A High River vet clinic is cautioning horse owners about two positive cases of the West Nile virus they've seen over the past couple weeks.
Dr. Krista Gavel Thiessen with Highview Animal Clinic says, both horses showed neurological symptoms.
"They were both wobbly. One was having a difficult time standing, the other I believe was staggering a bit. The neurologic form is typically fatal. About 30 per cent of horses will die on their own even with treatment, but a larger number are euthanized because they are a danger to themselves or the people around them."
Both cases were east of High River and fatal.
Dr. Gavel Thiessen says, West Nile is transmitted by mosquitoes.

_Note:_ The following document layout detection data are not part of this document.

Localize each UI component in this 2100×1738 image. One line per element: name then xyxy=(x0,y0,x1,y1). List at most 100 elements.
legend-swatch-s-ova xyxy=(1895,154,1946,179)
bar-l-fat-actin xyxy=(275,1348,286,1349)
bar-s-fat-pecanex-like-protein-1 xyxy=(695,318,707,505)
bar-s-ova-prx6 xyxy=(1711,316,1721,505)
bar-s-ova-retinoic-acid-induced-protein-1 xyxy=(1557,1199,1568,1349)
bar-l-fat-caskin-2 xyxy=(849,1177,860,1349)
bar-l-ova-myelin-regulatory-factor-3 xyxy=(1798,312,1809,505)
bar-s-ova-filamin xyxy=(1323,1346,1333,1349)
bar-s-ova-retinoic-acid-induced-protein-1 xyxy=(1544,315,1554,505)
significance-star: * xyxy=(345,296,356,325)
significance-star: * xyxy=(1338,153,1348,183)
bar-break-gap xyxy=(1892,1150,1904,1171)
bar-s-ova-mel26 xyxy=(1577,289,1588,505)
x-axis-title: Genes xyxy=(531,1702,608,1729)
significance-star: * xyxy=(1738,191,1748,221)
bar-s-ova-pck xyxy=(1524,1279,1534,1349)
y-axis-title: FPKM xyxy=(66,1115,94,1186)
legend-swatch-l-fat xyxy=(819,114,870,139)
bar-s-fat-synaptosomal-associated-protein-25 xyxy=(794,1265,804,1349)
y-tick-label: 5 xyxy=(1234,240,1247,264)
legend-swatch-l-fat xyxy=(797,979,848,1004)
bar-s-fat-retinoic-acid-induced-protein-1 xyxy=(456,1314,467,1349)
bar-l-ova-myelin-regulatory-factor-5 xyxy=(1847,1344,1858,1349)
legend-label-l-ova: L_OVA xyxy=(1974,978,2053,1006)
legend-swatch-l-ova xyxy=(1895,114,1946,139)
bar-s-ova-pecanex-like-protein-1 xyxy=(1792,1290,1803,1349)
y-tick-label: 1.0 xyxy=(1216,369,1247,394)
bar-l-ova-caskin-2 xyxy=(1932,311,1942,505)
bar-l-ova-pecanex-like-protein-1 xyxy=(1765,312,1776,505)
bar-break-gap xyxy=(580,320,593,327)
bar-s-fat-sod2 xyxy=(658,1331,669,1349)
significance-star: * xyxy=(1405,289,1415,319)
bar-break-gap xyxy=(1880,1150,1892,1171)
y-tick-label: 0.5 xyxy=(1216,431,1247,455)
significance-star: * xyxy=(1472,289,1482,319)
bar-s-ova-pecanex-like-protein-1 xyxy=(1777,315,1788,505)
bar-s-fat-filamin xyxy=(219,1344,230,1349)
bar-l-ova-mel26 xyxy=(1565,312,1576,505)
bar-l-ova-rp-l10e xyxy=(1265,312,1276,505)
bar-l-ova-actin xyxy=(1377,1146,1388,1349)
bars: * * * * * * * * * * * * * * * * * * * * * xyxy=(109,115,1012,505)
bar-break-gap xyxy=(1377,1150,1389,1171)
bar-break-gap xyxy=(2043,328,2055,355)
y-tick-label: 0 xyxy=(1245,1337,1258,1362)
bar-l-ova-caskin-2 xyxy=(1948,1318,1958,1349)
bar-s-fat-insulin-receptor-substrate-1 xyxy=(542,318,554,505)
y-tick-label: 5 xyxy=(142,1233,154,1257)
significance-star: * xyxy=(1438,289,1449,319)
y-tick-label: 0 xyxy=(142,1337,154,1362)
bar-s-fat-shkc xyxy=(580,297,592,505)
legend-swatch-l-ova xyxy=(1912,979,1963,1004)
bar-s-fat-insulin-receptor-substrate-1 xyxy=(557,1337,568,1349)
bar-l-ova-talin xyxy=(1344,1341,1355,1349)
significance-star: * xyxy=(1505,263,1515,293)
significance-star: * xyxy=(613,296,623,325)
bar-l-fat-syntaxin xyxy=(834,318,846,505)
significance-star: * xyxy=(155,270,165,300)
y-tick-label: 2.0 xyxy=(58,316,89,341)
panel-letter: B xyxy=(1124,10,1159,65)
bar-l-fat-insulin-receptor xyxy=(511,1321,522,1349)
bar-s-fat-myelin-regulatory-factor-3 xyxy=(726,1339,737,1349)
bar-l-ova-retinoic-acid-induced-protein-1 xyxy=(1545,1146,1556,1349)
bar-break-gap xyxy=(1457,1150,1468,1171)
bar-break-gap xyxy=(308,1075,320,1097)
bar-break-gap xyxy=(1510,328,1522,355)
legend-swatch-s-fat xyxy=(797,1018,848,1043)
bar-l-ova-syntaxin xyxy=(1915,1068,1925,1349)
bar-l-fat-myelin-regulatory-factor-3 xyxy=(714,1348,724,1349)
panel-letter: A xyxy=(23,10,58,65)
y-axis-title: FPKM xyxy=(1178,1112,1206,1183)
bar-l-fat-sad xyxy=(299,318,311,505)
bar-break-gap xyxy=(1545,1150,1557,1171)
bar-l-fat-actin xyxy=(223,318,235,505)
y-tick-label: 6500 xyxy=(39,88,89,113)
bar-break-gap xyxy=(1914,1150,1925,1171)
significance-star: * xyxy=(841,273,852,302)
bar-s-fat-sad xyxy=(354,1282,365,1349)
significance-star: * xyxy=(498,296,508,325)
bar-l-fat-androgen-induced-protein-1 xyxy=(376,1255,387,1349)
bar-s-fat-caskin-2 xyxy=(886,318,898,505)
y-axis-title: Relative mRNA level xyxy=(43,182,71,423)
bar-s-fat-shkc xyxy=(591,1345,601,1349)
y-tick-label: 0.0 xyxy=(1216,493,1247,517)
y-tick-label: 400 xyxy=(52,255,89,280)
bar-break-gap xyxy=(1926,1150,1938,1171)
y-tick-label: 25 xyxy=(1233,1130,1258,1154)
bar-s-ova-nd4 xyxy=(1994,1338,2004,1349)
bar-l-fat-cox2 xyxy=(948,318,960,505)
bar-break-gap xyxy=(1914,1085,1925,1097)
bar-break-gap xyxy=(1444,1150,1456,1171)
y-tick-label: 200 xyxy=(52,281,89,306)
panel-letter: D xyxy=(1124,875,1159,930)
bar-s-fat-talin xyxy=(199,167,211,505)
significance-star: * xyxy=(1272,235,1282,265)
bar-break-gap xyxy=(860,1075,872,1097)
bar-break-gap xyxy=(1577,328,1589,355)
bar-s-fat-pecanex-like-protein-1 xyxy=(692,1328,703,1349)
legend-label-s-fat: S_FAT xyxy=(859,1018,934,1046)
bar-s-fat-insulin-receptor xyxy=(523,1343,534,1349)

"The bird population can harbour the virus, and as mosquitoes feed on birds, and then feed on horses, it can be transmitted to the horse. Interestingly, it can also be transmitted to people in the same way."
She says, it's important to call your vet clinic if you see these symptoms, but the best way to manage the virus is through vaccinating your horses.
The vet clinic says they are aware of at least five other cases in southern Alberta.
" I would say in the last ten years we've seen the odd case," Dr. Gavel Thiessen said. "But not two in one year."
Dr. Gavel Thiessen adds, the West Nile virus is typically less of a concern this time of year, as it's more common in June and July.